The only exception it could fall under was a commercial call that did not transfer an unsolicited advertisement or constitute a telephone solicitation. 47 C.F.R. § 64.1200(a)(2)(iii). While calls to non-debtors seem to fall under this exception, the court must still consider whether the non-debtor's privacy rights have been violated. Title 47 U.S.C. § 227(b)(1)(B) ensures that any exceptions the FCC made to the TCPA would not "adversely affect the privacy rights that [the TCPA] is intended to protect".
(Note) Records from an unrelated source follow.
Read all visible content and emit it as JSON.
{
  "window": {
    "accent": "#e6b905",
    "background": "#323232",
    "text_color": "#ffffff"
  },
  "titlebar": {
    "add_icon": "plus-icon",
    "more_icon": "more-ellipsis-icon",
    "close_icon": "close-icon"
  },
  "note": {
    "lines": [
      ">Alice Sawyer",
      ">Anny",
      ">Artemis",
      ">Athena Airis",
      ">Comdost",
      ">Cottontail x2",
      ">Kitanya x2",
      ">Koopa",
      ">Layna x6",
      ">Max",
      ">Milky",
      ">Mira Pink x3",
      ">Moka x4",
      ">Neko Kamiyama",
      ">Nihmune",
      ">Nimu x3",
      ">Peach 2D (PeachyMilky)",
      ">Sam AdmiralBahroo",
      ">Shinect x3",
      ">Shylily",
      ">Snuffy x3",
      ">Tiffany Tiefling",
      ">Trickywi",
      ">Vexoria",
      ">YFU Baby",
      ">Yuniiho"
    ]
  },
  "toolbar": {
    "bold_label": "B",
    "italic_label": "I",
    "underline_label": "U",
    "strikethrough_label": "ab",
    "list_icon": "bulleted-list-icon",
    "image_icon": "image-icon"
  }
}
The Watson court held that non-debtors have "vastly greater privacy rights" than debtors. Watson, 462 F.Supp.2d at 644. In Watson, plaintiff non-debtor received over 200 calls from defendant over a period of five months, and spent over 53 hours speaking with 29 of defendant's agents to explain that he did not owe defendant any debt and repeatedly and unsuccessfully attempted to stop the debt collection calls. Id. at 643.
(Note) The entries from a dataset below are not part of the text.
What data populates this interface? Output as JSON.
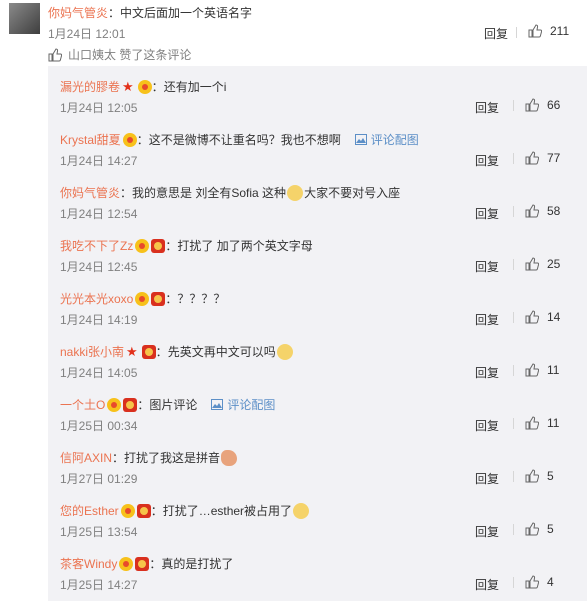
{
  "top": {
    "user": "你妈气管炎",
    "sep": "：",
    "text": "中文后面加一个英语名字",
    "time": "1月24日 12:01",
    "reply": "回复",
    "likes": "211",
    "liked_by": "山口姨太 赞了这条评论"
  },
  "comments": [
    {
      "user": "漏光的膠卷",
      "sep": "：",
      "text": "还有加一个i",
      "time": "1月24日 12:05",
      "reply": "回复",
      "likes": "66"
    },
    {
      "user": "Krystal甜夏",
      "sep": "：",
      "text": "这不是微博不让重名吗？我也不想啊",
      "link": "评论配图",
      "time": "1月24日 14:27",
      "reply": "回复",
      "likes": "77"
    },
    {
      "user": "你妈气管炎",
      "sep": "：",
      "text": "我的意思是 刘全有Sofia 这种",
      "text2": "大家不要对号入座",
      "time": "1月24日 12:54",
      "reply": "回复",
      "likes": "58"
    },
    {
      "user": "我吃不下了Zz",
      "sep": "：",
      "text": "打扰了 加了两个英文字母",
      "time": "1月24日 12:45",
      "reply": "回复",
      "likes": "25"
    },
    {
      "user": "光光本光xoxo",
      "sep": "：",
      "text": "？？？？",
      "time": "1月24日 14:19",
      "reply": "回复",
      "likes": "14"
    },
    {
      "user": "nakki张小南",
      "sep": "：",
      "text": "先英文再中文可以吗",
      "time": "1月24日 14:05",
      "reply": "回复",
      "likes": "11"
    },
    {
      "user": "一个土O",
      "sep": "：",
      "text": "图片评论",
      "link": "评论配图",
      "time": "1月25日 00:34",
      "reply": "回复",
      "likes": "11"
    },
    {
      "user": "信阿AXIN",
      "sep": "：",
      "text": "打扰了我这是拼音",
      "time": "1月27日 01:29",
      "reply": "回复",
      "likes": "5"
    },
    {
      "user": "您的Esther",
      "sep": "：",
      "text": "打扰了…esther被占用了",
      "time": "1月25日 13:54",
      "reply": "回复",
      "likes": "5"
    },
    {
      "user": "茶客Windy",
      "sep": "：",
      "text": "真的是打扰了",
      "time": "1月25日 14:27",
      "reply": "回复",
      "likes": "4"
    }
  ],
  "colors": {
    "username": "#eb7350",
    "link": "#5c8fc7",
    "box_bg": "#f2f2f5"
  },
  "icons": {
    "like": "thumb-up-icon",
    "picture": "picture-icon",
    "star": "star-badge-icon"
  }
}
In Watson, Judge Davis concluded that "[w]hile the FCC has declared that a debtor's privacy rights are not adversely affected when he receives debt collection calls...a non-debtor's rights are in fact violated when he is subjected to repeated annoying and abusive debt collection calls that he remains powerless to stop ." Id. at 644-45 (emphasis added).
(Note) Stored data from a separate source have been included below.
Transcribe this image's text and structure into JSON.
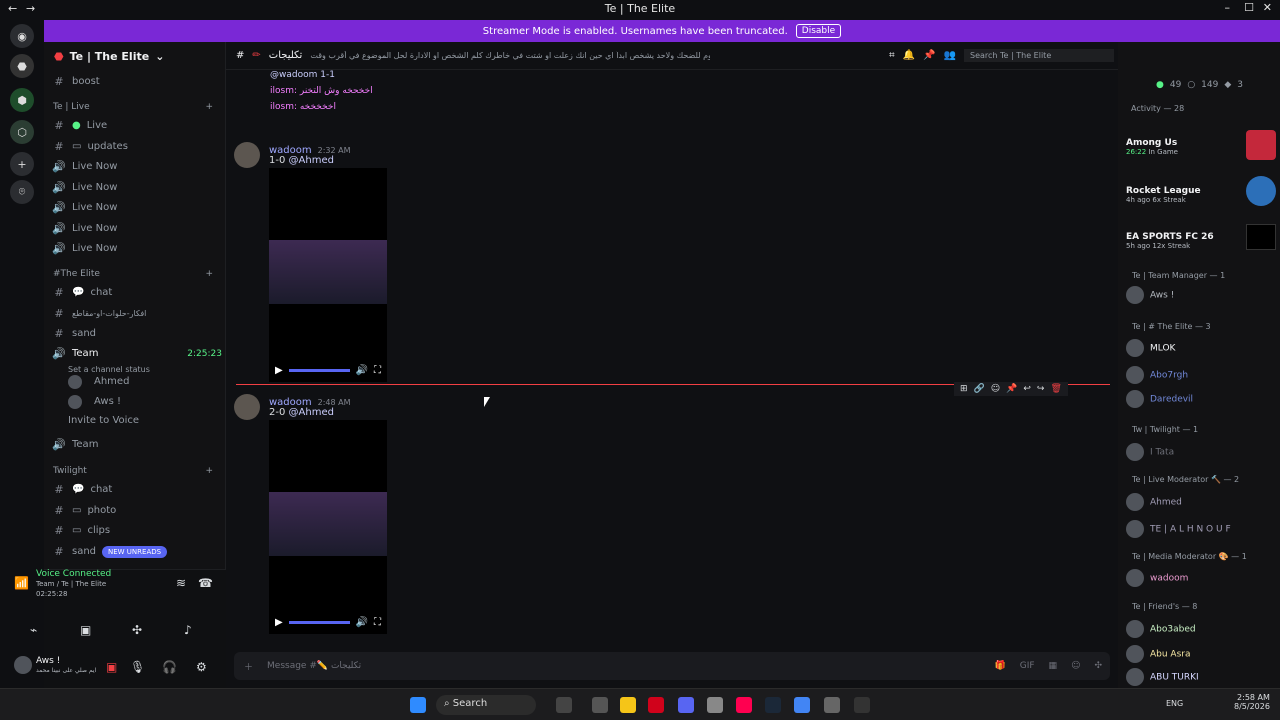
{
  "window": {
    "title": "Te | The Elite"
  },
  "banner": {
    "text": "Streamer Mode is enabled. Usernames have been truncated.",
    "button": "Disable"
  },
  "server": {
    "name": "Te | The Elite"
  },
  "sidebar": {
    "top_channel": "boost",
    "categories": [
      {
        "name": "Te | Live",
        "channels": [
          "Live",
          "updates",
          "Live Now",
          "Live Now",
          "Live Now",
          "Live Now",
          "Live Now"
        ]
      },
      {
        "name": "#The Elite",
        "channels": [
          "chat",
          "افكار-حلوات-او-مقاطع",
          "sand"
        ]
      },
      {
        "name": "Twilight",
        "channels": [
          "chat",
          "photo",
          "clips",
          "sand"
        ]
      }
    ],
    "team": {
      "name": "Team",
      "time": "2:25:23",
      "status": "Set a channel status",
      "members": [
        "Ahmed",
        "Aws !"
      ],
      "invite": "Invite to Voice"
    },
    "team2": "Team",
    "new_unreads": "NEW UNREADS"
  },
  "voice": {
    "state": "Voice Connected",
    "channel": "Team / Te | The Elite",
    "time": "02:25:28"
  },
  "user": {
    "name": "Aws !",
    "status": "ايم صلي على نبينا محمد"
  },
  "channel": {
    "name": "تكليجات",
    "topic": "روم للضحك ولاحد يشخص ابداً اي حين انك زعلت او شتت في خاطرك كلم الشخص او الادارة لحل الموضوع في أقرب وقت",
    "search": "Search Te | The Elite"
  },
  "reply_block": {
    "title": "@wadoom 1-1",
    "lines": [
      "ilosm: اخخحخه وش التخنر",
      "ilosm: اخخخخخه"
    ]
  },
  "messages": [
    {
      "author": "wadoom",
      "time": "2:32 AM",
      "text": "1-0",
      "mention": "@Ahmed"
    },
    {
      "author": "wadoom",
      "time": "2:48 AM",
      "text": "2-0",
      "mention": "@Ahmed"
    }
  ],
  "composer": {
    "placeholder": "Message #✏️ تكليجات"
  },
  "members": {
    "online_count": "49",
    "offline_count": "149",
    "boost": "3",
    "activity_header": "Activity — 28",
    "activities": [
      {
        "game": "Among Us",
        "meta": "26:22",
        "status": "In Game"
      },
      {
        "game": "Rocket League",
        "meta": "4h ago",
        "status": "6x Streak"
      },
      {
        "game": "EA SPORTS FC 26",
        "meta": "5h ago",
        "status": "12x Streak"
      }
    ],
    "groups": [
      {
        "name": "Te | Team Manager — 1",
        "members": [
          "Aws !"
        ]
      },
      {
        "name": "Te | # The Elite — 3",
        "members": [
          "MLOK",
          "Abo7rgh",
          "Daredevil"
        ]
      },
      {
        "name": "Tw | Twilight — 1",
        "members": [
          "I Tata"
        ]
      },
      {
        "name": "Te | Live Moderator 🔨 — 2",
        "members": [
          "Ahmed",
          "TE | A L H N O U F"
        ]
      },
      {
        "name": "Te | Media Moderator 🎨 — 1",
        "members": [
          "wadoom"
        ]
      },
      {
        "name": "Te | Friend's — 8",
        "members": [
          "Abo3abed",
          "Abu Asra",
          "ABU TURKI"
        ]
      }
    ]
  },
  "taskbar": {
    "search": "Search",
    "lang": "ENG",
    "time": "2:58 AM",
    "date": "8/5/2026"
  }
}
The case at hand is factually distinguishable from Watson. Plaintiff in this case does not allege in her Complaint that she ever attempted to contact defendant to say that she was a non-debtor, or that she ever attempted to get the calls to stop. Even if the court interprets the use of the phrase "alleged debt" throughout the Complaint in the light most favorable to the plaintiff and takes it as true that plaintiff was a non-debtor, unlike in Watson, plaintiff did not remain "powerless to stop" defendant's calls. Id.

The reason the Watson court ruled against the FCC's seemingly clear statement that all debt collection calls made to residential telephone lines are exempt from the TCPA is because of the extreme facts giving rise to the invasion of privacy in that case. Though the FCC may have decided that debt collection calls do not constitute invasions of privacy against which the TCPA is intended to protect, the Commission could not have envisioned the extreme facts in Watson.

Because plaintiff's privacy rights here were not violated to the extent that plaintiff's were in Watson, I will defer to the FCC's position that all debt collection calls fall under its exceptions to the TCPA, and that the debt collection calls made to plaintiff do not constitute an invasion of privacy as a matter of law.

Accordingly, defendant's motion for judgment on the pleadings with regard to plaintiff's TCPA claim contained in Count II of plaintiff's Complaint is granted and Count II is dismissed with prejudice.

CONCLUSION

For the reasons expressed above, I grant defendant's Motion for Judgment on the Pleadings in part and deny it in part. I dismiss plaintiff's claim under the § 1692d, generally, of the Fair Debt Collection Practices Act and the Telephone Consumer Protection Act with prejudice.

I dismiss plaintiff's claim under § 1692e with prejudice, and grant plaintiff leave to file an amended complaint to attempt to state a claim under § 1692g.

I dismiss plaintiff's claim under § 1692f with prejudice, and grant plaintiff leave to file an amended complaint to attempt to state a claim under § 1692c(b). *fn38

I also dismiss that portion of Count I of plaintiff's Complaint alleging that defendant violated the FDCPA generally and that defendant acted in an otherwise deceptive, unfair and unconscionable manner and failed to comply with the FDCPA.

I grant plaintiff leave to file an amended complaint to clarify such claims in Count I of her Complaint.

Finally, I deny defendant's motion in all other respects. Specifically, I permit plaintiff's § 1692d(5) claim to proceed.